La cérémonie d'ordination sera célébrée, dimanche à 15 h, à la Cathédrale.
La cérémonie d'ordination sera célébrée, dimanche à 15 h, à la Cathédrale.

Lucie Damiano

«Je regrette, comme tous les catholiques d'Alsace, que notre diocèse traverse une période creuse des vocations », lâche Monseigneur Jean-Pierre Grallet, archevêque de Strasbourg. Il devait célébrer dimanche, à 15 h, deux ordinations sacerdotales, à la Cathédrale. Seul Daniel Pérez, 35 ans, actuellement en stage pastoral à Huningue, deviendra prêtre. L'autre séminariste a « préféré ne pas se présenter au sacerdoce ». Une situation « exceptionnelle », car « chaque année, nous avons entre trois et six ordinations en moyenne », note Monseigneur Grallet.

Journées de discernement
En cause, la crise des vocations qui touche l'Église catholique en France. « Mais la foi et la cellule familiale sont aussi en crise », insiste Daniel Pérez.

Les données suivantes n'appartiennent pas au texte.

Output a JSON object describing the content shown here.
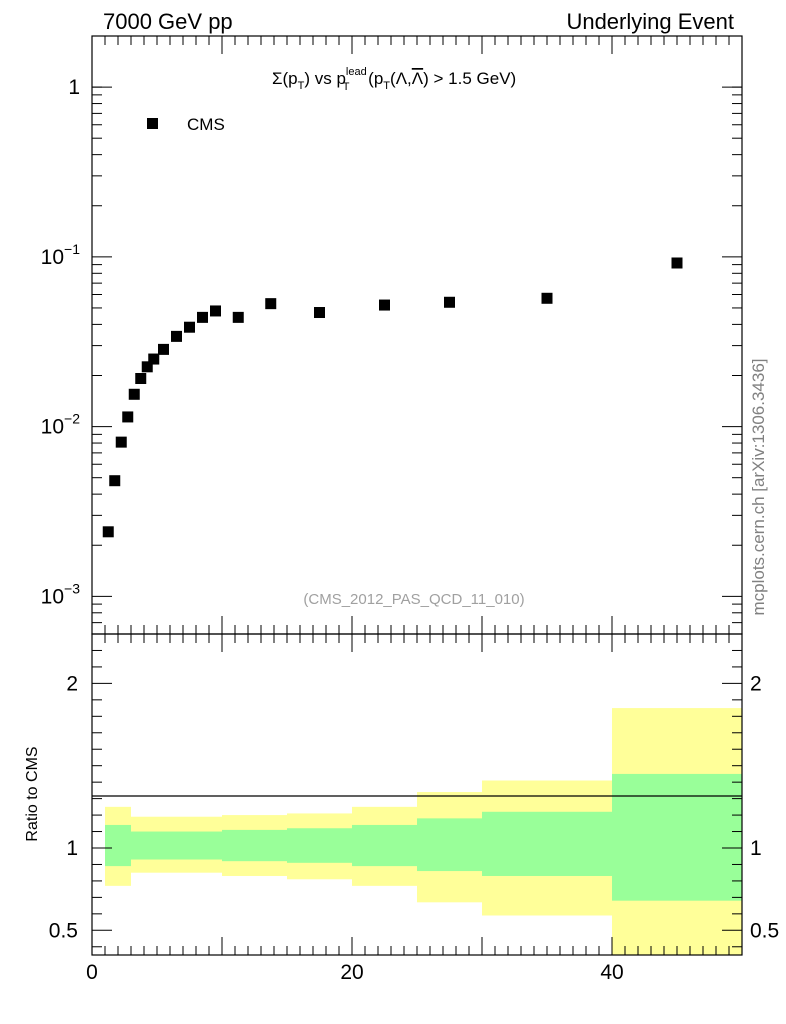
{
  "header": {
    "left": "7000 GeV pp",
    "right": "Underlying Event"
  },
  "title": {
    "sigma": "Σ(p",
    "t_sub": "T",
    "mid": ") vs p",
    "lead_sup": "lead",
    "t_sub2": "T",
    "open": " (p",
    "t_sub3": "T",
    "lam": "(Λ,",
    "lambar": "Λ",
    "tail": ") > 1.5 GeV)"
  },
  "legend": {
    "label": "CMS",
    "marker_color": "#000000"
  },
  "analysis_id": "(CMS_2012_PAS_QCD_11_010)",
  "side_label": "mcplots.cern.ch [arXiv:1306.3436]",
  "ratio_ylabel": "Ratio to CMS",
  "colors": {
    "band_inner": "#99ff99",
    "band_outer": "#ffff99",
    "marker": "#000000"
  },
  "chart_data": [
    {
      "type": "scatter",
      "yscale": "log",
      "xlim": [
        0,
        50
      ],
      "ylim": [
        0.0006,
        2.0
      ],
      "y_tick_labels": [
        {
          "value": 1,
          "label": "1"
        },
        {
          "value": 0.1,
          "label": "10",
          "exp": "−1"
        },
        {
          "value": 0.01,
          "label": "10",
          "exp": "−2"
        },
        {
          "value": 0.001,
          "label": "10",
          "exp": "−3"
        }
      ],
      "series": [
        {
          "name": "CMS",
          "x": [
            1.25,
            1.75,
            2.25,
            2.75,
            3.25,
            3.75,
            4.25,
            4.75,
            5.5,
            6.5,
            7.5,
            8.5,
            9.5,
            11.25,
            13.75,
            17.5,
            22.5,
            27.5,
            35,
            45
          ],
          "y": [
            0.0024,
            0.0048,
            0.0081,
            0.0114,
            0.0155,
            0.0192,
            0.0225,
            0.025,
            0.0285,
            0.034,
            0.0385,
            0.044,
            0.048,
            0.044,
            0.053,
            0.047,
            0.052,
            0.054,
            0.057,
            0.092
          ]
        }
      ]
    },
    {
      "type": "area",
      "ylim": [
        0.35,
        2.3
      ],
      "y_ticks": [
        0.5,
        1,
        2
      ],
      "y_tick_labels": [
        "0.5",
        "1",
        "2"
      ],
      "x_ticks": [
        0,
        20,
        40
      ],
      "x_tick_labels": [
        "0",
        "20",
        "40"
      ],
      "bins": [
        {
          "x0": 1,
          "x1": 3,
          "inner": [
            0.89,
            1.14
          ],
          "outer": [
            0.77,
            1.25
          ]
        },
        {
          "x0": 3,
          "x1": 10,
          "inner": [
            0.93,
            1.1
          ],
          "outer": [
            0.85,
            1.19
          ]
        },
        {
          "x0": 10,
          "x1": 15,
          "inner": [
            0.92,
            1.11
          ],
          "outer": [
            0.83,
            1.2
          ]
        },
        {
          "x0": 15,
          "x1": 20,
          "inner": [
            0.91,
            1.12
          ],
          "outer": [
            0.81,
            1.21
          ]
        },
        {
          "x0": 20,
          "x1": 25,
          "inner": [
            0.89,
            1.14
          ],
          "outer": [
            0.77,
            1.25
          ]
        },
        {
          "x0": 25,
          "x1": 30,
          "inner": [
            0.86,
            1.18
          ],
          "outer": [
            0.67,
            1.34
          ]
        },
        {
          "x0": 30,
          "x1": 40,
          "inner": [
            0.83,
            1.22
          ],
          "outer": [
            0.59,
            1.41
          ]
        },
        {
          "x0": 40,
          "x1": 50,
          "inner": [
            0.68,
            1.45
          ],
          "outer": [
            0.35,
            1.85
          ]
        }
      ]
    }
  ]
}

Or, « une vocation est le fruit d'une vitalité chrétienne. On ne la suscite que quand on crée un climat de vie spirituelle » en paroisse ou en famille, ajoute le père Claude Muslin, responsable du Service diocésain des vocations. Lequel propose notamment des week-ends de discernement à des hommes qui « se posent la question d'entrer au Séminaire. »

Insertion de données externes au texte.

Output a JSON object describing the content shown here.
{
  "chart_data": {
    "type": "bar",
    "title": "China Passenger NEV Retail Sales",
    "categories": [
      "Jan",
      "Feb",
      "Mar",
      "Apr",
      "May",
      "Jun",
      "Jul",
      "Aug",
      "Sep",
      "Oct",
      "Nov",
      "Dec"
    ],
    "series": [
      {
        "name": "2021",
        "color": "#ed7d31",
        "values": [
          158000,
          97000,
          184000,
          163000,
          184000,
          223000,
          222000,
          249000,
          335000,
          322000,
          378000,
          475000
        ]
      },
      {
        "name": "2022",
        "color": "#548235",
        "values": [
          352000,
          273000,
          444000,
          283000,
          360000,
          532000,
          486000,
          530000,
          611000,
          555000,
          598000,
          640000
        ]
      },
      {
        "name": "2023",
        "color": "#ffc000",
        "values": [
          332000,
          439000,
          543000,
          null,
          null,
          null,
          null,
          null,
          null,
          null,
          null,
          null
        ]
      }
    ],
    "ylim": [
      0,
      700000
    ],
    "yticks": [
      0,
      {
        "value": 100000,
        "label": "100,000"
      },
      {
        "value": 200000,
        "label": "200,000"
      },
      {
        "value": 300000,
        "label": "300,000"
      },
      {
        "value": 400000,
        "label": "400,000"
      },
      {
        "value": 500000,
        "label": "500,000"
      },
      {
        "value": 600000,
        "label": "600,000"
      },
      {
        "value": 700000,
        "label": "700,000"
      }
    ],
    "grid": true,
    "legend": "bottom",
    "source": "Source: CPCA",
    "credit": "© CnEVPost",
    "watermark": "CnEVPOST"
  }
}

Le diocèse de Strasbourg compte plus de 500 prêtres actifs et 767 paroisses. Pour pallier le manque d'officiants, des communautés de paroisses ont été créées. Ce réaménagement pastoral permet de « répondre à l'ensemble de nos besoins » relatifs à la célébration des messes, assure Monseigneur Grallet. « Mais au vu du faible nombre de candidats au sacerdoce, nous approchons d'une période où nous devons nous serrer les coudes. » A la rentrée, le Séminaire devrait former une quinzaine de jeunes gens à la prêtrise. Chacun sera néanmoins libre de quitter ce lieu de discernement s'il estime s'être trompé de voie.